Decreasing the dose of fluoxetine in a dose-response experiment, with therapeutic doses ranging from 0.3 till 0.8 mg/kg/day, resulted in higher survival rates and less dramatic effects on the long-term behavior in the offspring. Interestingly, the effects observed after administration of 0.8 mg/kg/day were less severe when a lower dose (0.6 mg/kg/day) was used, and completely diminished at the lowest dose administered (0.3 mg/kg/day). Noteworthy, the sub-maximal clinical dose of fluoxetine (0.6 mg/kg/day) still resulted in heart failure and behavioral pathology in the offspring. These results indicate that the effects of prenatal fluoxetine treatment on the fetus are dose-dependent.
The present findings demonstrate that prenatal fluoxetine treatment has dramatic effects on the survival rate of the offspring, alter the 5-HT system homeostasis at adulthood and indicate that fluoxetine exposed mice are more vulnerable to anxiety disorders at adulthood.
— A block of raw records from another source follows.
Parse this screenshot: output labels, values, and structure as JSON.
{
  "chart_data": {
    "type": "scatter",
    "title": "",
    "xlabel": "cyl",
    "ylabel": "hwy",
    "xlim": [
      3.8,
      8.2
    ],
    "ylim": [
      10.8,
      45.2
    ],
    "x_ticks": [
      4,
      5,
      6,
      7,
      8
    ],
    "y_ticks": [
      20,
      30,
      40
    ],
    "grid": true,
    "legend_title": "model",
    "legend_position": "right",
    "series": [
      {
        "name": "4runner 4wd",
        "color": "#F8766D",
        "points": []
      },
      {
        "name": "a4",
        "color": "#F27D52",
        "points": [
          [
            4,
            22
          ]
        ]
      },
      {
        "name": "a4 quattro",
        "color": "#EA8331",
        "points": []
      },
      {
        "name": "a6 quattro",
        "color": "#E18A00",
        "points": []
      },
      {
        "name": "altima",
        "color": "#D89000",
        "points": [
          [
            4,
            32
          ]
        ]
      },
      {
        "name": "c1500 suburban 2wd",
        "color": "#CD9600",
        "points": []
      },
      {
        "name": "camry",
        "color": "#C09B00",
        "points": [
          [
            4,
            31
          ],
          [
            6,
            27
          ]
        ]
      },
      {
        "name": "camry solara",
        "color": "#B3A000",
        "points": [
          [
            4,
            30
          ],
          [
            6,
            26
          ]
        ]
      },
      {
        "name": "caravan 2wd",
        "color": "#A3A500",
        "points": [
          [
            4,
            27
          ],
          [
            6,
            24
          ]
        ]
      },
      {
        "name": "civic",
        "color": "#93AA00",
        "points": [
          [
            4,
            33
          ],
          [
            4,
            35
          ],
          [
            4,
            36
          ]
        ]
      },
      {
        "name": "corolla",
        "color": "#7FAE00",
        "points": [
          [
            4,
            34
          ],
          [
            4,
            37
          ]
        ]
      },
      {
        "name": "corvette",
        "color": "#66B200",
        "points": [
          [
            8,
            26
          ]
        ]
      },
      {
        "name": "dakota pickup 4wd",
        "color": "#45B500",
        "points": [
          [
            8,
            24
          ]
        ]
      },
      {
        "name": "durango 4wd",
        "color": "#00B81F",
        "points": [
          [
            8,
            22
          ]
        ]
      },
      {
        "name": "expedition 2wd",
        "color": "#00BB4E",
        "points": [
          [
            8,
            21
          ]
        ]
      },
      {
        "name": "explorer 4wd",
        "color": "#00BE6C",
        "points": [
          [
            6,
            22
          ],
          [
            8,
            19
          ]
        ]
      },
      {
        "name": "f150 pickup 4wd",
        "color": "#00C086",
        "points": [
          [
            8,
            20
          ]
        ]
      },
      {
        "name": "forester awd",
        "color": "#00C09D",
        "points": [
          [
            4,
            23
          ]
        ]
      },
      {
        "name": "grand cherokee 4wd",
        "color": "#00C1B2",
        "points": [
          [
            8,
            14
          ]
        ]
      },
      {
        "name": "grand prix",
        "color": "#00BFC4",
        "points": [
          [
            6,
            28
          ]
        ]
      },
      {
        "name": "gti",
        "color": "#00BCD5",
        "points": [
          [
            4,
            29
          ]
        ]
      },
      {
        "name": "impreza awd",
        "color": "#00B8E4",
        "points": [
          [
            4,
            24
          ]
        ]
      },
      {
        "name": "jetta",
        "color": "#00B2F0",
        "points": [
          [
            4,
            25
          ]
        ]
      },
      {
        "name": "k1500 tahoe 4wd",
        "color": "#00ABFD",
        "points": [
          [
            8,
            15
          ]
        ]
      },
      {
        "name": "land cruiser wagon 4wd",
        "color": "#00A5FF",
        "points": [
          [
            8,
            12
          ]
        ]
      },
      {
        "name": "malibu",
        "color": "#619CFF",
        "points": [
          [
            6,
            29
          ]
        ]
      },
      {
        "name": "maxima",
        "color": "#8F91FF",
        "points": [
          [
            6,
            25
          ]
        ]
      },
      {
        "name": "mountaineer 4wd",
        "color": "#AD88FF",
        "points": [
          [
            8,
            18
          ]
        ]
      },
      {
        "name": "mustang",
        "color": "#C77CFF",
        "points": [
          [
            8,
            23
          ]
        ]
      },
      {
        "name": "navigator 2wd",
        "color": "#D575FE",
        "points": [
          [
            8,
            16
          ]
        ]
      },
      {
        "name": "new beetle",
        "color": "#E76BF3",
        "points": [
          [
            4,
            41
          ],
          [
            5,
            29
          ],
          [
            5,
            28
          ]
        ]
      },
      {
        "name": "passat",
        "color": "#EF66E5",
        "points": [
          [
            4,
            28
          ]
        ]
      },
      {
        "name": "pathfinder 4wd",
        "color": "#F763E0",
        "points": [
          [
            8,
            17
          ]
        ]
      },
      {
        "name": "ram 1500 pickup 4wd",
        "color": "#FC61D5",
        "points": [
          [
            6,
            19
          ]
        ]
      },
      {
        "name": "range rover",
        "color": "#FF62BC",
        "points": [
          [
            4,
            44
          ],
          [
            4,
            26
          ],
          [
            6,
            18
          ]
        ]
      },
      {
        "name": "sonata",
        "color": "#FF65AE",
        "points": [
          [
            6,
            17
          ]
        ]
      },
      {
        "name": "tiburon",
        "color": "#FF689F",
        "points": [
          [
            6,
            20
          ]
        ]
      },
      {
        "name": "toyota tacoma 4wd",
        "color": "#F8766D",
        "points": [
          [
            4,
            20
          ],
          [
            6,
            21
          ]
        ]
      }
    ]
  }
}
Ultimately, clinical studies will be required to determine whether our findings have applicability to the risks for anxiety or affective disorders in humans. Two recent papers on this subject argue that it is safe to use antidepressants during pregnancy 
. Interestingly, the selection of patients was very restricted. Only pregnant women were included that used SSRIs in the first trimester. Although this is fine for general teratogenic effects of SSRIs, it is not appropriate to evaluate the effects of the pharmacological activity of SSRIs during development. It has been shown that the human serotonin system is developing in week 14–16 
. This would indicate that pharmacological intervention of the serotonin system by SSRIs in the infant is only effective after the first trimester. Taken together, we would argue that a clear study in humans about the relationship between SSRI intake and exposure of the infant, through placenta transfer efficiency parameters, is needed together with a broad behavioral assessment of the infant after the withdrawal effects.
Based on our findings in mice, prenatal fluvoxamine has no long-term consequences on the offspring in the clinical dose used, suggesting that fluvoxamine may be a safer antidepressant drug during pregnancy compared to fluoxetine. However, our data indicate that more detailed and specific follow-up studies in humans are required, since irreversible long-term adverse effects of SSRI treatment may be observed later in life. Our findings stress that it is important to be restrictive with prenatal fluoxetine administration, and that fluvoxamine may be the preferred SSRI during pregnancy.